Molecular dynamics (MD) simulations

The crystal structure of DmC1GalT1-UDP-Mn²⁺-APDT*RP was superimposed with the human B3GNT2-UDP-GlcNAc complex (PDB entry 7JHL), providing the coordinates of the UDP-GlcNAc in an identical location as that found for the UDP bound to DmC1GalT1 (see Fig. 3e illustrating that B3GNT2 and DmC1GalT ligands superimpose very well). Once we generated the DmC1GalT1-UDP-GlcNAc-Mn²⁺-APDT*RP complex, we replaced the UDP-GlcNAc by UDP-Gal resulting in the UDP-Gal-Mn²⁺-APDT*RP complex. The other complexes were generated by mutating and adding or removing the corresponding residues with PyMOL 2.5. The calculations were carried out using AMBER 20 package, which was implemented with ff14SB and GLYCAM06⁶⁵ force fields Each complex was immersed in a water box with a 10 Å buffer of TIP3P water molecules. The system was neutralized by adding explicit counter ions (Na⁺ or Cl⁻). A two-stage geometry optimization approach was performed. The first stage minimizes only the positions of solvent molecules, and the second stage is an unrestrained minimization of all the atoms in the simulation cell. The systems were then gently heated by incrementing the temperature from 0 to 300 K under a constant pressure of 1 atm and periodic boundary conditions. Harmonic restraints of 30 kcal mol⁻¹ were applied to the solute, and the Andersen temperature-coupling scheme was used to control and equalize the temperature. The time step was kept at 1 fs during the heating stages, allowing potential inhomogeneities to self-adjust. Long-range electrostatic effects were modelled using the particle-mesh-Ewald method. An 8 Å cut-off was applied to Lennard-Jones interactions. Each system was equilibrated for 2 ns with a 2 fs time step at a constant volume and temperature of 300 K. Production trajectories were then run for additional 0.5 µs under the same simulation conditions. Adaptively Biased Molecular Dynamics method⁶⁶ implemented in AMBER 20 was used to calculate the free-energy maps for the APDT*RP and APDS*RP glycopeptides in water at 300 K.

Cell culture

All isogenic glycoengineered HEK293 cell lines were cultured in DMEM (Sigma-Aldrich) supplemented with 10% heat-inactivated fetal bovine serum (Sigma-Aldrich) and 2 mM GlutaMAX (Gibco) in a humidified incubator at 37 °C and 5% CO₂.

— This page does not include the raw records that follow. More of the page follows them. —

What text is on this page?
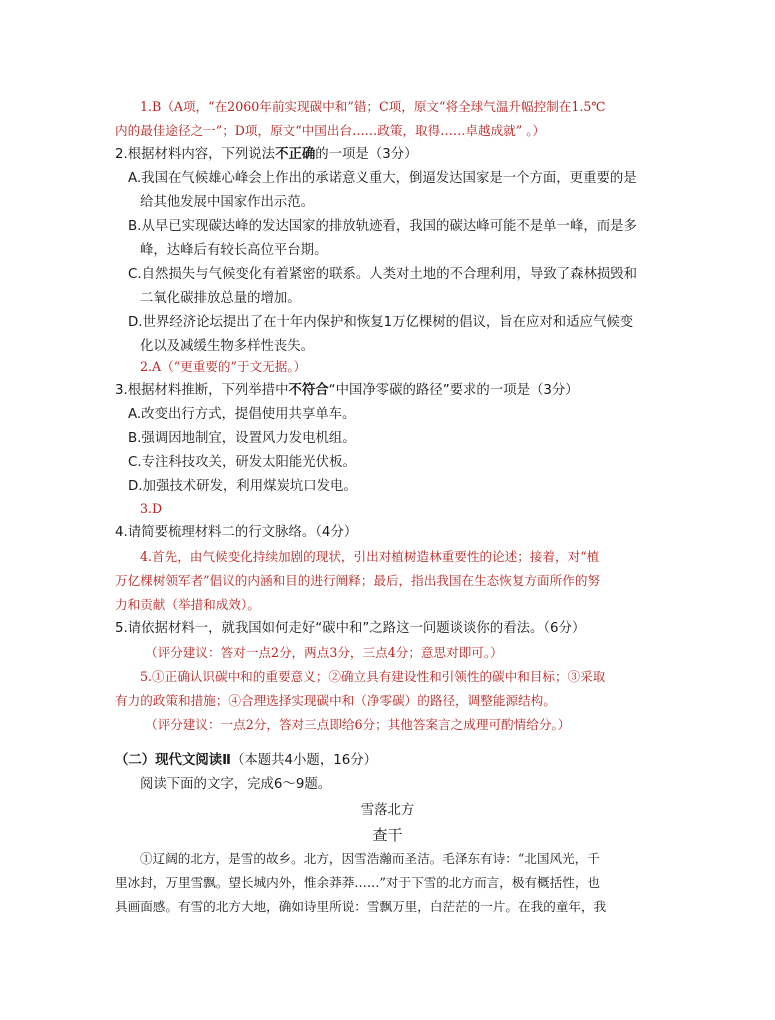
1.B（A项，“在2060年前实现碳中和”错；C项，原文“将全球气温升幅控制在1.5℃
内的最佳途径之一”；D项，原文“中国出台……政策，取得……卓越成就” 。）
2.根据材料内容，下列说法不正确的一项是（3分）
A.我国在气候雄心峰会上作出的承诺意义重大，倒逼发达国家是一个方面，更重要的是
给其他发展中国家作出示范。
B.从早已实现碳达峰的发达国家的排放轨迹看，我国的碳达峰可能不是单一峰，而是多
峰，达峰后有较长高位平台期。
C.自然损失与气候变化有着紧密的联系。人类对土地的不合理利用，导致了森林损毁和
二氧化碳排放总量的增加。
D.世界经济论坛提出了在十年内保护和恢复1万亿棵树的倡议，旨在应对和适应气候变
化以及减缓生物多样性丧失。
2.A（“更重要的”于文无据。）
3.根据材料推断，下列举措中不符合“中国净零碳的路径”要求的一项是（3分）
A.改变出行方式，提倡使用共享单车。
B.强调因地制宜，设置风力发电机组。
C.专注科技攻关，研发太阳能光伏板。
D.加强技术研发，利用煤炭坑口发电。
3.D
4.请简要梳理材料二的行文脉络。（4分）
4.首先，由气候变化持续加剧的现状，引出对植树造林重要性的论述；接着，对“植
万亿棵树领军者”倡议的内涵和目的进行阐释；最后，指出我国在生态恢复方面所作的努
力和贡献（举措和成效）。
5.请依据材料一，就我国如何走好“碳中和”之路这一问题谈谈你的看法。（6分）
（评分建议：答对一点2分，两点3分，三点4分；意思对即可。）
5.①正确认识碳中和的重要意义；②确立具有建设性和引领性的碳中和目标；③采取
有力的政策和措施；④合理选择实现碳中和（净零碳）的路径，调整能源结构。
（评分建议：一点2分，答对三点即给6分；其他答案言之成理可酌情给分。）
（二）现代文阅读Ⅱ（本题共4小题，16分）
阅读下面的文字，完成6～9题。
雪落北方
查干
①辽阔的北方，是雪的故乡。北方，因雪浩瀚而圣洁。毛泽东有诗：“北国风光，千
里冰封，万里雪飘。望长城内外，惟余莽莽……”对于下雪的北方而言，极有概括性，也
具画面感。有雪的北方大地，确如诗里所说：雪飘万里，白茫茫的一片。在我的童年，我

CRISPR/Cas9-targeted KO in HEK293 cells

CRISPR/Cas9 KO was performed using the GlycoCRISPR resource containing validated gRNAs libraries for targeting of all human GTs⁶⁷. In brief, the previously developed HEK293^core1 (KO GCNT1/ST3GAL1/2/ST6GALNAC2/3/4) cells with stable-expression of secreted GFP-MUC1 reporter³⁰ were grown in sixwell plates (NUNC) to ~70% confluency and transfected with 1 µg of gRNA targeting C1GALT1 gene (primer: GTAAAGCAGGGCTACATGAG) and 1 µg of RFP-tagged Cas9-PBKS using lipofectamine 3000 (ThermoFisher Scientific) following the manufacturer’s protocol. Twenty-four-hours post-transfection, cells were bulk-sorted with RFP expression by FACS sorter (SONY SH800). After 1 week of culture, the bulk-sorted cells were further single cell-sorted into 96-well plates. KO clones were screened by Indel Detection by Amplicon Analysis PCR with the primers (forward primer: 5′-CCTGCTGTGGGACTGAAAAC-3′; reverse primer: 5′-TGCATCTCCCCAGTGCTAAG-3′) amplifying gRNA targeting sites and were further verified by Sanger sequencing.

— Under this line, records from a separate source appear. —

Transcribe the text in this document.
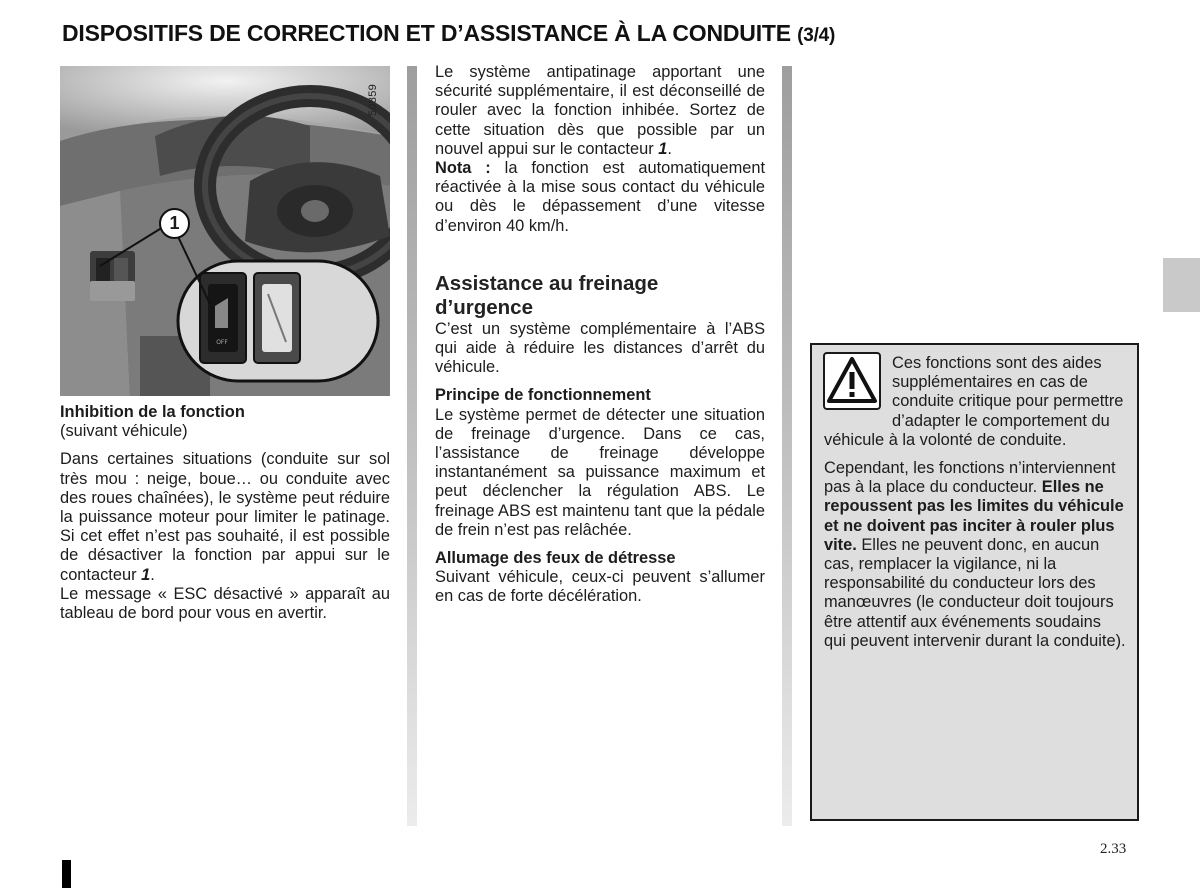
DISPOSITIFS DE CORRECTION ET D’ASSISTANCE À LA CONDUITE (3/4)
OFF
50859
1

Inhibition de la fonction

(suivant véhicule)

Dans certaines situations (conduite sur sol très mou : neige, boue… ou conduite avec des roues chaînées), le système peut réduire la puissance moteur pour limiter le patinage. Si cet effet n’est pas souhaité, il est possible de désactiver la fonction par appui sur le contacteur 1.

Le message « ESC désactivé » apparaît au tableau de bord pour vous en avertir.

Le système antipatinage apportant une sécurité supplémentaire, il est déconseillé de rouler avec la fonction inhibée. Sortez de cette situation dès que possible par un nouvel appui sur le contacteur 1.

Nota : la fonction est automatiquement réactivée à la mise sous contact du véhicule ou dès le dépassement d’une vitesse d’environ 40 km/h.

Assistance au freinage d’urgence

C’est un système complémentaire à l’ABS qui aide à réduire les distances d’arrêt du véhicule.

Principe de fonctionnement

Le système permet de détecter une situation de freinage d’urgence. Dans ce cas, l’assistance de freinage développe instantanément sa puissance maximum et peut déclencher la régulation ABS. Le freinage ABS est maintenu tant que la pédale de frein n’est pas relâchée.

Allumage des feux de détresse

Suivant véhicule, ceux-ci peuvent s’allumer en cas de forte décélération.

Ces fonctions sont des aides supplémentaires en cas de conduite critique pour permettre d’adapter le comportement du véhicule à la volonté de conduite.

Cependant, les fonctions n’interviennent pas à la place du conducteur. Elles ne repoussent pas les limites du véhicule et ne doivent pas inciter à rouler plus vite. Elles ne peuvent donc, en aucun cas, remplacer la vigilance, ni la responsabilité du conducteur lors des manœuvres (le conducteur doit toujours être attentif aux événements soudains qui peuvent intervenir durant la conduite).

2.33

Construction of C1GalT1 enzyme and site-directed mutants

The codon-optimized full coding human C1GALT1 containing a C-terminal Myc-tag was synthesized by Genewiz USA and subcloned into EPB71 vector (Addgene ID 90018) for AAVS1 targeting KI. The site-directed mutagenesis was performed by Genscript with targeting the six candidate amino acid residues (R140, Y201, Y206, D240, W285, and Y310) replaced to Ala.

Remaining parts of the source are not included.